Iridium-192 (Ir) has been a widely accepted radioisotope for high-dose-rate (HDR) brachytherapy. Recently, Cobalt-60 (Co) radioisotope with a longer half-life (5.26 years) has been gaining popularity due to economic and logistical reasons as compared with the traditional Ir.

AIM

This study aimed to evaluate and compare the integral dose (ID) to the target and organs at risk (OARs) with two HDR brachytherapy sources in brachytherapy treatment of carcinoma uterine cervix to find appropriate HDR radioisotopes for clinical benefit.

MATERIALS AND METHODS

This is a retrospective analysis of 52 computed tomography image-based brachytherapy plans of 52 patients who have received intracavitary treatment with Ir HDR source. For each patient plan, one additional set of plan was created using Co source in place of Ir source keeping the same dwell position, and again dose was optimized.
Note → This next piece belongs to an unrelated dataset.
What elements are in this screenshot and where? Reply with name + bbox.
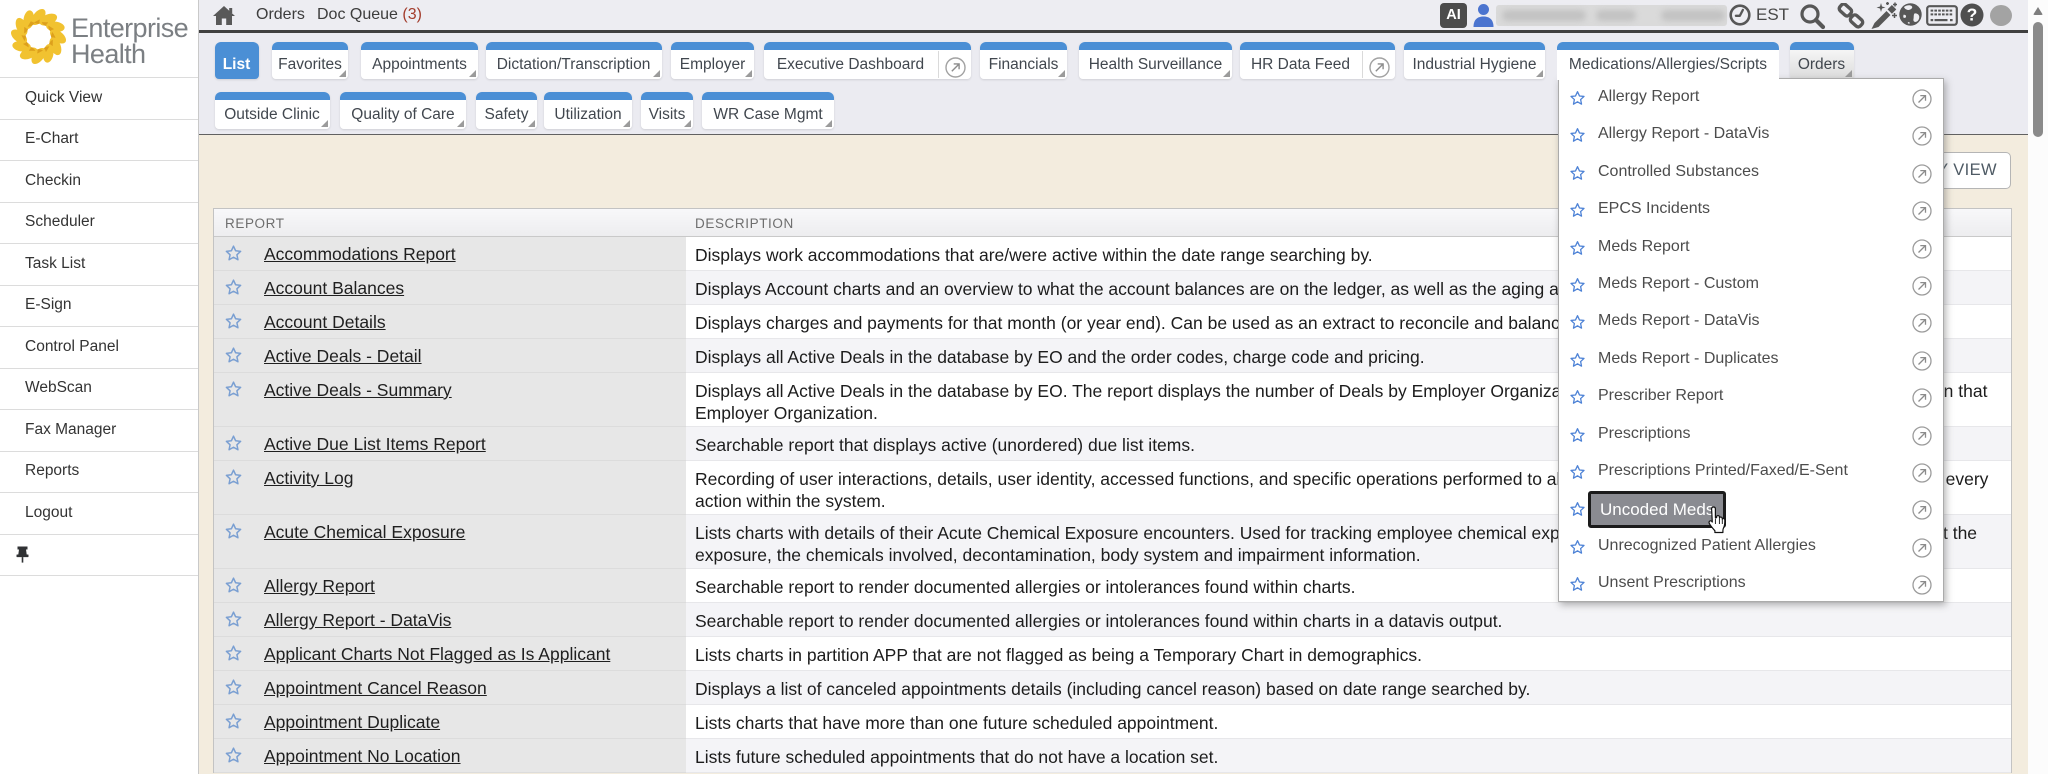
svg-text:?: ? (1967, 5, 1978, 25)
The volume and mean dose for target, OARs, and volume structures of 400%, 200%, 150%, 100%, and 50% were recorded for the estimation and comparison of ID.

RESULTS

The mean ID to high-risk clinical target volume was significantly higher by 5.84% in Co plan than that in Ir plan. For OARs, the mean ID to the rectum was significantly higher by 2.60% in Co plan as compared to Ir plan, whereas for bladder and sigmoid colon, it was lower in Co plan than that in Ir plan. The mean ID of central dose volume structures of 400%, 200%, 150%, 100%, and 50% was higher by 12.97%, 9.77%, 8.16%, 6.10%, and 3.22%, respectively, in Co plan than that of Ir plan.

CONCLUSION

The results of our study concluded that Ir HDR radioisotope should be preferred for intracavitary brachytherapy due to its ideal physical characteristics for better clinical outcomes.

摘要

背景

铱-192(Ir)一直是高剂量率(HDR)近距离放射治疗中广泛接受的放射性同位素。最近,钴-60(Co)放射性同位素由于经济和后勤原因,与传统的 Ir 相比,其半衰期(5.26 年)更长,越来越受欢迎。

目的

本研究旨在评估和比较两种 HDR 近距离放射治疗源在宫颈癌近距离放射治疗中的靶区和危及器官(OARs)的积分剂量(ID),以找到适合临床获益的合适 HDR 放射性同位素。

材料和方法

这是对 52 名接受 Ir HDR 源腔内治疗的宫颈癌患者的 52 例基于 CT 图像的近距离放射治疗计划的回顾性分析。对于每位患者的计划,使用 Co 源代替 Ir 源创建了另一组计划,同时保持相同的驻留位置,并再次进行剂量优化。记录靶区、OARs 和 400%、200%、150%、100%和 50%等体积结构的体积和平均剂量,以估算和比较 ID。

结果

Co 计划中高危临床靶区的平均 ID 比 Ir 计划高 5.84%。对于 OARs,Co 计划中直肠的平均 ID 比 Ir 计划高 2.60%,而膀胱和乙状结肠的 ID 则比 Ir 计划低。Co 计划的中央剂量体积结构的平均 ID 比 Ir 计划高 12.97%、9.77%、8.16%、6.10%和 3.22%,分别为 400%、200%、150%、100%和 50%。

结论

我们的研究结果表明,Ir HDR 放射性同位素因其理想的物理特性,更适合腔内近距离放射治疗,可获得更好的临床效果。